Un dispositif d’insertion qui fait ses preuves

Au-delà de la lutte contre le gaspillage alimentaire, c’est aussi le dispositif d’insertion qui est mis en avant par ce prix. Sur dix ans, ce sont ainsi 120 salariés en moyenne qui passent chaque année par ces chantiers d’insertion avec un taux de sorties positives de 50 à 55 %. « L’objectif n’est pas d’en faire des mareyeurs mais qu’ils retrouvent un cadre de travail, des horaires, le respect des règles de sécurité et d’hygiène, de lever des freins à l’embauche et de construire durant cette période un projet professionnel avec eux », décrit le directeur.
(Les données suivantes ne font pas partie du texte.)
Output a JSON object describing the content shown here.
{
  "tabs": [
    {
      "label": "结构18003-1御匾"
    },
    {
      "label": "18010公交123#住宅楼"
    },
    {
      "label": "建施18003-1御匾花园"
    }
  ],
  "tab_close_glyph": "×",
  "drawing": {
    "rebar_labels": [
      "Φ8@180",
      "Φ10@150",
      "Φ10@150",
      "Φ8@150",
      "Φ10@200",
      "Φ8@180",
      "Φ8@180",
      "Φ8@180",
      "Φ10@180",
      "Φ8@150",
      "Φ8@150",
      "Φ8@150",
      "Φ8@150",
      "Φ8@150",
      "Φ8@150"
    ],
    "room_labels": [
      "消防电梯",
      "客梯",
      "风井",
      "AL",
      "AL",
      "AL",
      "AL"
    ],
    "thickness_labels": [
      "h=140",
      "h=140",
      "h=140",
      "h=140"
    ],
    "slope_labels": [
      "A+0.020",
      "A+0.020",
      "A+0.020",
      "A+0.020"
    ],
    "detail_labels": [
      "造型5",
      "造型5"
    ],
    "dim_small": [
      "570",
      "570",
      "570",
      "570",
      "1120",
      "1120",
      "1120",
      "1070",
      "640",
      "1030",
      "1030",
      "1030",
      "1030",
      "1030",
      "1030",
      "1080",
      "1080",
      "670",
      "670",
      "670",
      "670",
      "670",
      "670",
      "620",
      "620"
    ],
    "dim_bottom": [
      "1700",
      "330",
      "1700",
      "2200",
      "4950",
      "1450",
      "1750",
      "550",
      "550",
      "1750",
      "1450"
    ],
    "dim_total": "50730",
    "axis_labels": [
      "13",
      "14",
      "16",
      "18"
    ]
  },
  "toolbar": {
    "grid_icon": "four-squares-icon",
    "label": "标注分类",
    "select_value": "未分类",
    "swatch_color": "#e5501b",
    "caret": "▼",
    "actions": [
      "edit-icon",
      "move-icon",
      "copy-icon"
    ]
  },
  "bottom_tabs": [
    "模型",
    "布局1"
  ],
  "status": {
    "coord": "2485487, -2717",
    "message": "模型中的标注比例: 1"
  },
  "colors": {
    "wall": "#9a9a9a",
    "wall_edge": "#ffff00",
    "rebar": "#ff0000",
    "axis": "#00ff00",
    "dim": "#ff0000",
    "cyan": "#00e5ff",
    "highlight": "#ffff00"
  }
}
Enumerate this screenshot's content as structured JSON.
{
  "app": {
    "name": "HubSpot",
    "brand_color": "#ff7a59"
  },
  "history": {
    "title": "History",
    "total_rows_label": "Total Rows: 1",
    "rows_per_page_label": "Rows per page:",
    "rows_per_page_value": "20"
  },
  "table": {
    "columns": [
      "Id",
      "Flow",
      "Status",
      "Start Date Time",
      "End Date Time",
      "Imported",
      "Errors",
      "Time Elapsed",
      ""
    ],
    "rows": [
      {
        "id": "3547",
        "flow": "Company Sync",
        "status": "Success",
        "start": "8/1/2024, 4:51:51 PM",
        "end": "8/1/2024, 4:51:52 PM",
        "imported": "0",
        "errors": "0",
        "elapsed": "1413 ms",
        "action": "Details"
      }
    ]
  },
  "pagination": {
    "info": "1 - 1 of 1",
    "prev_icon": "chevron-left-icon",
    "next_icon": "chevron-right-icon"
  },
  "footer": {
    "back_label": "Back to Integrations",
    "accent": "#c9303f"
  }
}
Avec, à l’arrivée, une réinsertion dans des métiers très variés, de la ferronnerie au service à la personne en passant par le commerce et l’agroalimentaire.

En quête d’autres sources d’approvisionnement

Face à la demande croissante des associations d’apports nutritionnels de qualité, la fédération est à la recherche d’autres sources d’approvisionnement. L’idée est de se tourner aussi vers le poisson de report, non vendu et congelé. Ce projet qui nécessite un matériel spécifique à sa transformation et à son reconditionnement en portion individuelle, serait financé à hauteur de 80 % par le fonds de l’Union Européenne consacré aux affaires maritimes et à la pêche (FEAMP). Pour trouver les 5 000 € restant, la fédération vient de lancer un appel au financement participatif via la plateforme Ulule. « L’objectif est de récupérer 25 t de poisson supplémentaires qui vont à l’aide alimentaire également. Une étude technique va être menée sur l’atelier de Saint-Guénolé. On espère que cela va se mettre en place en 2021 et qu’on pourra le dupliquer à d’autres ateliers », précise Jean-Marie Le Buan. D’autres pistes sont également explorées, comme l’accès au marché de Rungis.

Face une raréfaction de la ressource halieutique, la réflexion porte par ailleurs sur la diversification de l’activité vers d’autres produits, en nouant des partenariats avec les piscicultures ou les conchyliculteurs qui attrapent régulièrement des dorades dans leurs filets de protection.

Après les deux mois de confinement, l’activité a redémarré mi-mai. « On a bien travaillé cet été même si on n’a pas totalement rattrapé le retard. Cela dépendra de la météo mais on devrait bien s’en sortir », rassure Jean-Marie Le Buan.

* Les Trophées dont c’est la 14e édition, sont organisés par l’État, l’Ademe Bretagne et la Région. Huit trophées ont été décernés cette année. Ils valorisent les actions menées par les associations, les entreprises, les acteurs publics et les établissements d’enseignement sur le territoire breton.